Enfin, répondre aux besoins des personnes atteintes de troubles mentaux requiert des interventions psychologiques complexes. Les symptômes sont souvent rapportés vaguement et semblent inexplicables. S’ajoutent à cela des problèmes sur le plan psychosocial. Ces facteurs multifactoriels n’ont pas de traitements concrets standards dont l’effet serait rapidement observable. Pour le professionnel en santé, c’est la relation qu’il aura avec la personne qui constitue le principal outil thérapeutique. Un niveau élevé de connaissances et de compétences, ainsi que de bonnes habiletés relationnelles sont nécessaires pour aider des personnes dont les manifestations de la souffrance peuvent parfois mettre à rude épreuve l’empathie. L’intervention en santé mentale se complique aussi par l’équilibre délicat entre l’encouragement à l’autonomie de la personne qui présente un trouble mental et sa protection. En outre, les conséquences peuvent être dramatiques (suicide, etc.).
Perspectives
En deuxième partie de la conférence, madame Page a présenté quatre perspectives actuelles visant à améliorer les soins et les services de santé mentale. Premièrement, la lutte contre la stigmatisation est primordiale. Les préjugés entourant les troubles mentaux et les personnes qui en souffrent doivent être remis en question. Des connaissances justes sur les troubles mentaux doivent être transmises à toute la population, mais prioritairement à tous les professionnels de la santé et intervenants en lien avec les personnes atteintes et leurs proches. La meilleure approche pour réduire la stigmatisation et pour changer les perceptions est celle qui privilégie les contacts directs avec des personnes souffrant de maladie mentale.
Deuxièmement, plus d’efforts doivent être fournis dans le champ de la promotion de la santé mentale et de la prévention des troubles mentaux. Ceci implique non seulement les actions auprès des individus, mais aussi celles visant à assurer un milieu de vie favorable.

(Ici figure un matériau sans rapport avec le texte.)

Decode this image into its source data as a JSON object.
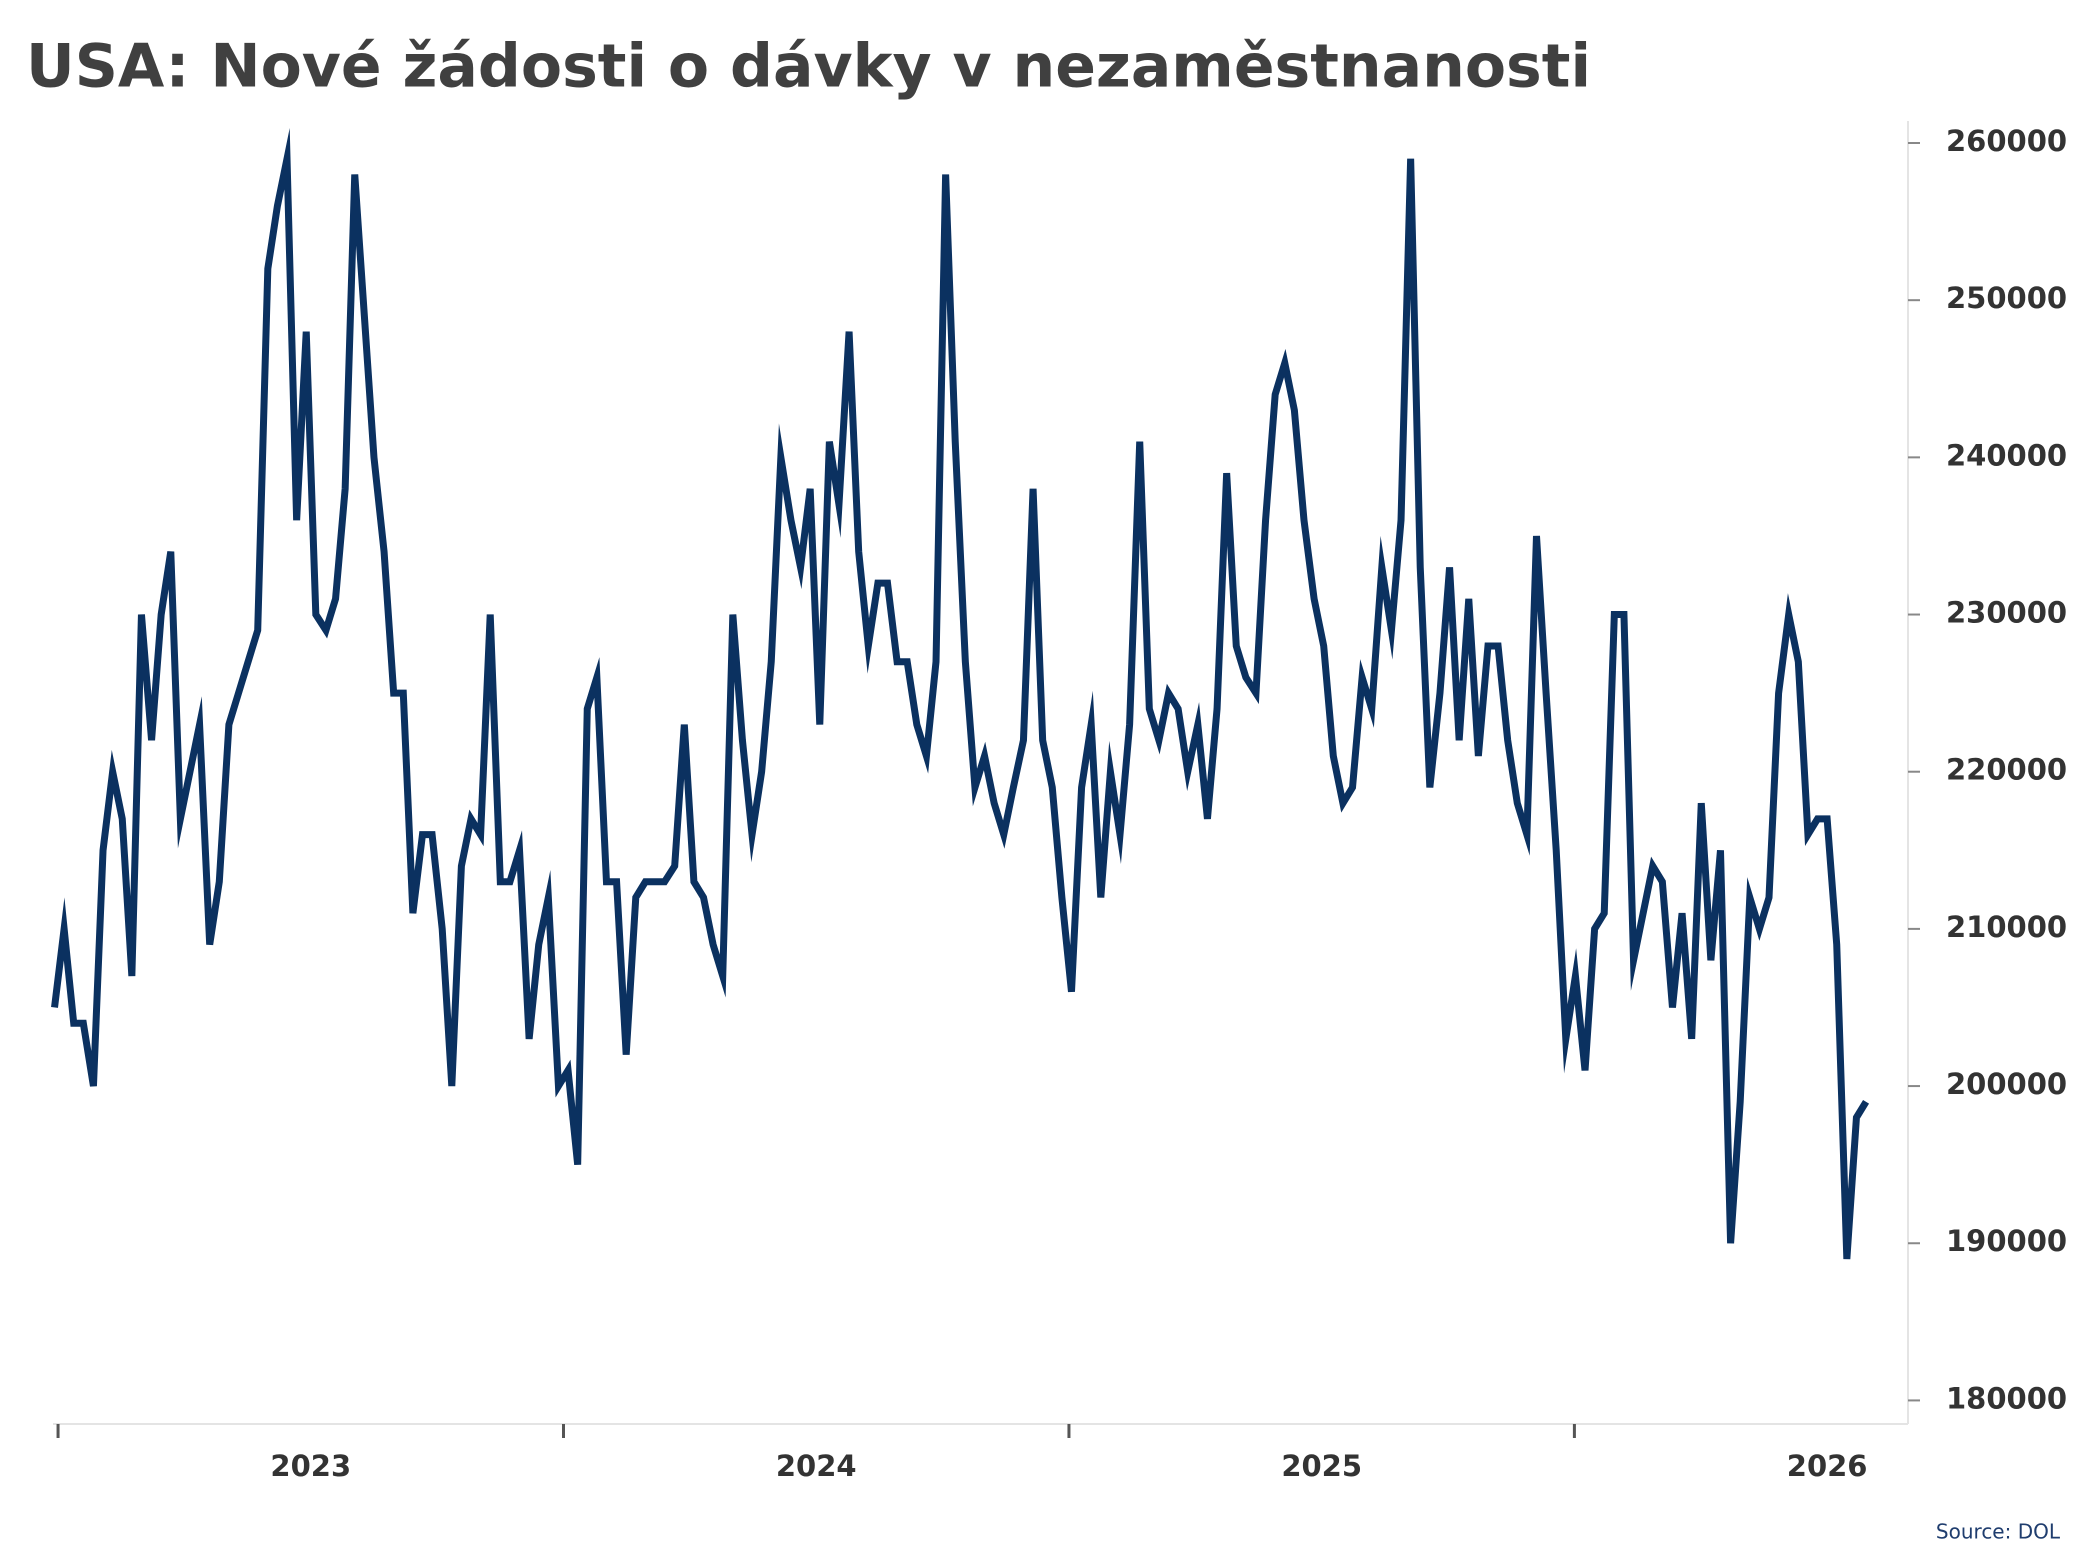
{
  "chart_data": {
    "type": "line",
    "title": "USA: Nové žádosti o dávky v nezaměstnanosti",
    "source": "Source: DOL",
    "color": "#0b3160",
    "grid": false,
    "x": [
      2022.493,
      2022.512,
      2022.531,
      2022.55,
      2022.57,
      2022.589,
      2022.608,
      2022.627,
      2022.646,
      2022.665,
      2022.685,
      2022.704,
      2022.723,
      2022.742,
      2022.761,
      2022.78,
      2022.8,
      2022.819,
      2022.838,
      2022.857,
      2022.876,
      2022.895,
      2022.915,
      2022.934,
      2022.953,
      2022.972,
      2022.991,
      2023.01,
      2023.03,
      2023.049,
      2023.068,
      2023.087,
      2023.106,
      2023.125,
      2023.145,
      2023.164,
      2023.183,
      2023.202,
      2023.221,
      2023.24,
      2023.26,
      2023.279,
      2023.298,
      2023.317,
      2023.336,
      2023.355,
      2023.375,
      2023.394,
      2023.413,
      2023.432,
      2023.451,
      2023.47,
      2023.49,
      2023.509,
      2023.528,
      2023.547,
      2023.566,
      2023.585,
      2023.605,
      2023.624,
      2023.643,
      2023.662,
      2023.681,
      2023.7,
      2023.72,
      2023.739,
      2023.758,
      2023.777,
      2023.796,
      2023.815,
      2023.835,
      2023.854,
      2023.873,
      2023.892,
      2023.911,
      2023.93,
      2023.95,
      2023.969,
      2023.988,
      2024.007,
      2024.026,
      2024.045,
      2024.065,
      2024.084,
      2024.103,
      2024.122,
      2024.141,
      2024.16,
      2024.18,
      2024.199,
      2024.218,
      2024.237,
      2024.256,
      2024.275,
      2024.295,
      2024.314,
      2024.333,
      2024.352,
      2024.371,
      2024.39,
      2024.41,
      2024.429,
      2024.448,
      2024.467,
      2024.486,
      2024.505,
      2024.525,
      2024.544,
      2024.563,
      2024.582,
      2024.601,
      2024.62,
      2024.64,
      2024.659,
      2024.678,
      2024.697,
      2024.716,
      2024.735,
      2024.755,
      2024.774,
      2024.793,
      2024.812,
      2024.831,
      2024.85,
      2024.87,
      2024.889,
      2024.908,
      2024.927,
      2024.946,
      2024.965,
      2024.985,
      2025.004,
      2025.023,
      2025.042,
      2025.061,
      2025.08,
      2025.099,
      2025.119,
      2025.138,
      2025.157,
      2025.176,
      2025.195,
      2025.214,
      2025.234,
      2025.253,
      2025.272,
      2025.291,
      2025.31,
      2025.329,
      2025.349,
      2025.368,
      2025.387,
      2025.406,
      2025.425,
      2025.444,
      2025.464,
      2025.483,
      2025.502,
      2025.521,
      2025.54,
      2025.559,
      2025.579,
      2025.598,
      2025.617,
      2025.636,
      2025.655,
      2025.674,
      2025.694,
      2025.713,
      2025.732,
      2025.751,
      2025.77,
      2025.789,
      2025.809,
      2025.828,
      2025.847,
      2025.866,
      2025.885,
      2025.904,
      2025.924,
      2025.943,
      2025.962,
      2025.981,
      2026.0,
      2026.019,
      2026.039,
      2026.058,
      2026.077
    ],
    "values": [
      205000,
      210000,
      204000,
      204000,
      200000,
      215000,
      220000,
      217000,
      207000,
      230000,
      222000,
      230000,
      234000,
      217000,
      220000,
      223000,
      209000,
      213000,
      223000,
      225000,
      227000,
      229000,
      252000,
      256000,
      259000,
      236000,
      248000,
      230000,
      229000,
      231000,
      238000,
      258000,
      249000,
      240000,
      234000,
      225000,
      225000,
      211000,
      216000,
      216000,
      210000,
      200000,
      214000,
      217000,
      216000,
      230000,
      213000,
      213000,
      215000,
      203000,
      209000,
      212000,
      200000,
      201000,
      195000,
      224000,
      226000,
      213000,
      213000,
      202000,
      212000,
      213000,
      213000,
      213000,
      214000,
      223000,
      213000,
      212000,
      209000,
      207000,
      230000,
      222000,
      216000,
      220000,
      227000,
      240000,
      236000,
      233000,
      238000,
      223000,
      241000,
      237000,
      248000,
      234000,
      228000,
      232000,
      232000,
      227000,
      227000,
      223000,
      221000,
      227000,
      258000,
      241000,
      227000,
      219000,
      221000,
      218000,
      216000,
      219000,
      222000,
      238000,
      222000,
      219000,
      212000,
      206000,
      219000,
      223000,
      212000,
      220000,
      216000,
      223000,
      241000,
      224000,
      222000,
      225000,
      224000,
      220000,
      223000,
      217000,
      224000,
      239000,
      228000,
      226000,
      225000,
      236000,
      244000,
      246000,
      243000,
      236000,
      231000,
      228000,
      221000,
      218000,
      219000,
      226000,
      224000,
      233000,
      229000,
      236000,
      259000,
      233000,
      219000,
      225000,
      233000,
      222000,
      231000,
      221000,
      228000,
      228000,
      222000,
      218000,
      216000,
      235000,
      225000,
      215000,
      203000,
      207000,
      201000,
      210000,
      211000,
      230000,
      230000,
      208000,
      211000,
      214000,
      213000,
      205000,
      211000,
      203000,
      218000,
      208000,
      215000,
      190000,
      199000,
      212000,
      210000,
      212000,
      225000,
      230000,
      227000,
      216000,
      217000,
      217000,
      209000,
      189000,
      198000,
      199000
    ],
    "xlim": [
      2022.49,
      2026.16
    ],
    "xticks": [
      2023,
      2024,
      2025,
      2026
    ],
    "x_minor_ticks": [
      2022.5,
      2023.5,
      2024.5,
      2025.5
    ],
    "ylim": [
      178500,
      261400
    ],
    "yticks": [
      180000,
      190000,
      200000,
      210000,
      220000,
      230000,
      240000,
      250000,
      260000
    ]
  }
}
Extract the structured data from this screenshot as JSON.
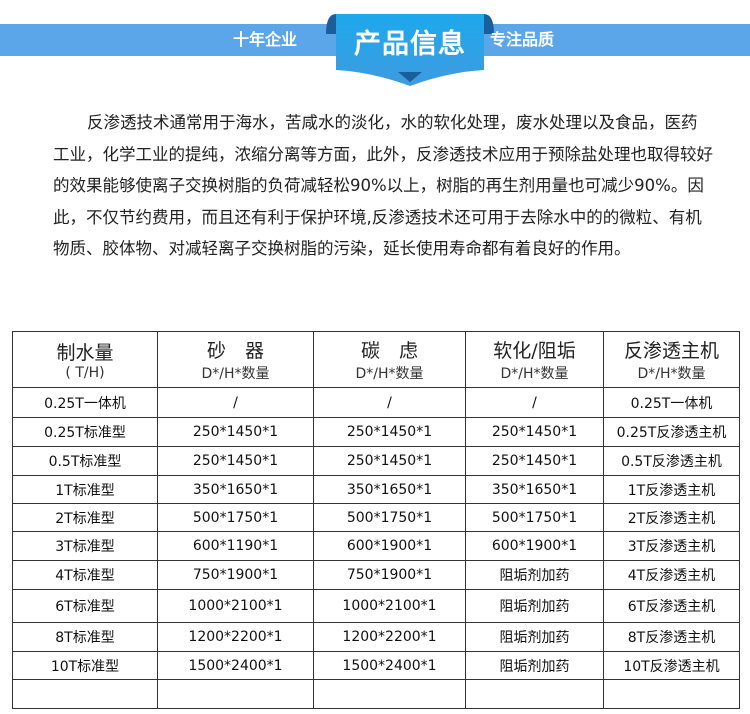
{
  "header": {
    "left": "十年企业",
    "title": "产品信息",
    "right": "专注品质",
    "accent": "#5ba5e9"
  },
  "intro": "反渗透技术通常用于海水，苦咸水的淡化，水的软化处理，废水处理以及食品，医药工业，化学工业的提纯，浓缩分离等方面，此外，反渗透技术应用于预除盐处理也取得较好的效果能够使离子交换树脂的负荷减轻松90%以上，树脂的再生剂用量也可减少90%。因此，不仅节约费用，而且还有利于保护环境,反渗透技术还可用于去除水中的的微粒、有机物质、胶体物、对减轻离子交换树脂的污染，延长使用寿命都有着良好的作用。",
  "table": {
    "headers": [
      {
        "title": "制水量",
        "sub": "( T/H)"
      },
      {
        "title": "砂　器",
        "sub": "D*/H*数量"
      },
      {
        "title": "碳　虑",
        "sub": "D*/H*数量"
      },
      {
        "title": "软化/阻垢",
        "sub": "D*/H*数量"
      },
      {
        "title": "反渗透主机",
        "sub": "D*/H*数量"
      }
    ],
    "rows": [
      [
        "0.25T一体机",
        "/",
        "/",
        "/",
        "0.25T一体机"
      ],
      [
        "0.25T标准型",
        "250*1450*1",
        "250*1450*1",
        "250*1450*1",
        "0.25T反渗透主机"
      ],
      [
        "0.5T标准型",
        "250*1450*1",
        "250*1450*1",
        "250*1450*1",
        "0.5T反渗透主机"
      ],
      [
        "1T标准型",
        "350*1650*1",
        "350*1650*1",
        "350*1650*1",
        "1T反渗透主机"
      ],
      [
        "2T标准型",
        "500*1750*1",
        "500*1750*1",
        "500*1750*1",
        "2T反渗透主机"
      ],
      [
        "3T标准型",
        "600*1190*1",
        "600*1900*1",
        "600*1900*1",
        "3T反渗透主机"
      ],
      [
        "4T标准型",
        "750*1900*1",
        "750*1900*1",
        "阻垢剂加药",
        "4T反渗透主机"
      ],
      [
        "6T标准型",
        "1000*2100*1",
        "1000*2100*1",
        "阻垢剂加药",
        "6T反渗透主机"
      ],
      [
        "8T标准型",
        "1200*2200*1",
        "1200*2200*1",
        "阻垢剂加药",
        "8T反渗透主机"
      ],
      [
        "10T标准型",
        "1500*2400*1",
        "1500*2400*1",
        "阻垢剂加药",
        "10T反渗透主机"
      ],
      [
        "",
        "",
        "",
        "",
        ""
      ]
    ]
  }
}
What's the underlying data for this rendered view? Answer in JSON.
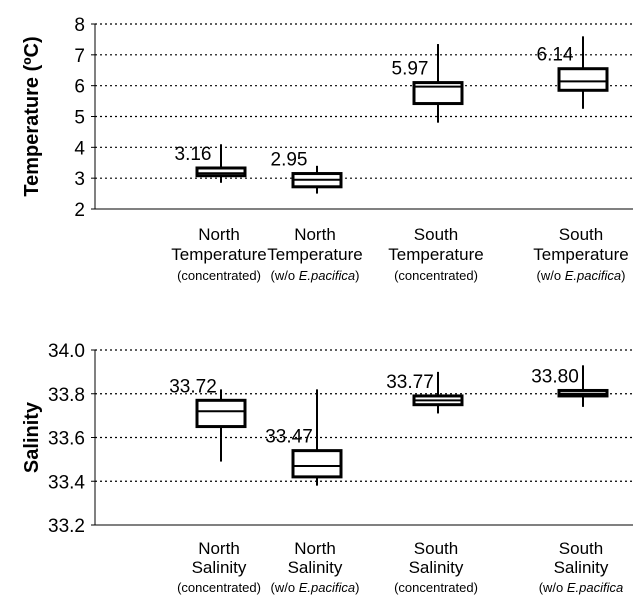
{
  "chart_data": [
    {
      "type": "boxplot",
      "ylabel": "Temperature (ºC)",
      "ylim": [
        2,
        8
      ],
      "yticks": [
        "2",
        "3",
        "4",
        "5",
        "6",
        "7",
        "8"
      ],
      "grid": "horizontal dotted",
      "categories": [
        {
          "line1": "North",
          "line2": "Temperature",
          "sub": "(concentrated)",
          "sub_italic": ""
        },
        {
          "line1": "North",
          "line2": "Temperature",
          "sub": "(w/o ",
          "sub_italic": "E.pacifica",
          "sub_end": ")"
        },
        {
          "line1": "South",
          "line2": "Temperature",
          "sub": "(concentrated)",
          "sub_italic": ""
        },
        {
          "line1": "South",
          "line2": "Temperature",
          "sub": "(w/o ",
          "sub_italic": "E.pacifica",
          "sub_end": ")"
        }
      ],
      "boxes": [
        {
          "median_label": "3.16",
          "median": 3.16,
          "q1": 3.08,
          "q3": 3.33,
          "whisker_low": 2.85,
          "whisker_high": 4.1
        },
        {
          "median_label": "2.95",
          "median": 2.95,
          "q1": 2.72,
          "q3": 3.15,
          "whisker_low": 2.5,
          "whisker_high": 3.4
        },
        {
          "median_label": "5.97",
          "median": 5.97,
          "q1": 5.42,
          "q3": 6.1,
          "whisker_low": 4.8,
          "whisker_high": 7.35
        },
        {
          "median_label": "6.14",
          "median": 6.14,
          "q1": 5.85,
          "q3": 6.55,
          "whisker_low": 5.25,
          "whisker_high": 7.6
        }
      ]
    },
    {
      "type": "boxplot",
      "ylabel": "Salinity",
      "ylim": [
        33.2,
        34.0
      ],
      "yticks": [
        "33.2",
        "33.4",
        "33.6",
        "33.8",
        "34.0"
      ],
      "grid": "horizontal dotted",
      "categories": [
        {
          "line1": "North",
          "line2": "Salinity",
          "sub": "(concentrated)",
          "sub_italic": ""
        },
        {
          "line1": "North",
          "line2": "Salinity",
          "sub": "(w/o ",
          "sub_italic": "E.pacifica",
          "sub_end": ")"
        },
        {
          "line1": "South",
          "line2": "Salinity",
          "sub": "(concentrated)",
          "sub_italic": ""
        },
        {
          "line1": "South",
          "line2": "Salinity",
          "sub": "(w/o ",
          "sub_italic": "E.pacifica",
          "sub_end": ""
        }
      ],
      "boxes": [
        {
          "median_label": "33.72",
          "median": 33.72,
          "q1": 33.65,
          "q3": 33.77,
          "whisker_low": 33.49,
          "whisker_high": 33.82
        },
        {
          "median_label": "33.47",
          "median": 33.47,
          "q1": 33.42,
          "q3": 33.54,
          "whisker_low": 33.38,
          "whisker_high": 33.82
        },
        {
          "median_label": "33.77",
          "median": 33.77,
          "q1": 33.75,
          "q3": 33.79,
          "whisker_low": 33.71,
          "whisker_high": 33.9
        },
        {
          "median_label": "33.80",
          "median": 33.8,
          "q1": 33.79,
          "q3": 33.815,
          "whisker_low": 33.74,
          "whisker_high": 33.93
        }
      ]
    }
  ]
}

Selon madame Page, l’accès accru à des suivis en psychothérapie fait partie des perspectives envisagées. D’ailleurs, des pays comme le Royaume-Uni et l’Australie offrent déjà ce service gratuitement. L’efficience de cette option est présentement à l’étude au Québec. Des conclusions sont attendues très prochainement.
Quatrièmement, la perspective du rétablissement est le fil conducteur des plans d’actions qui se succèdent au Québec, tout comme ailleurs dans le monde. Le rétablissement repose sur l’espoir et le pouvoir d’agir sur sa propre vie. L’objectif étant de mener une vie satisfaisante, prometteuse et productive, en dépit des limites qu’impose la maladie. Pour la personne, il s’agit de réinventer sa vie, de lui donner du sens.
Défis
Madame Page a terminé sa conférence en soulignant les grands défis à relever en santé mentale.
En premier lieu, il faut intégrer les services offerts en santé mentale (médecins, CLSC, services spécialisés, organismes communautaires). Elle insiste sur le fait que les organismes communautaires sont trop souvent peu connus et peu reconnus.
Deuxièmement, il importe de tirer profit de l’apport et du plein potentiel de tous les professionnels de la santé dans la prestation des soins et des services en santé mentale. À noter que le Québec affiche un retard important sur l’Ontario en matière de reconnaissance des infirmières praticiennes. Des travaux sont actuellement entrepris au Québec pour créer une nouvelle catégorie d’infirmières praticiennes, soit celles spécialisées en santé mentale.
En troisième lieu, le leadership gouvernemental doit être affirmé afin de faire des soins et des services de santé mentale une vraie priorité.
Et enfin, il faut une population avisée et attentive à ses préjugés car la santé mentale, c’est l’affaire de TOUT le monde.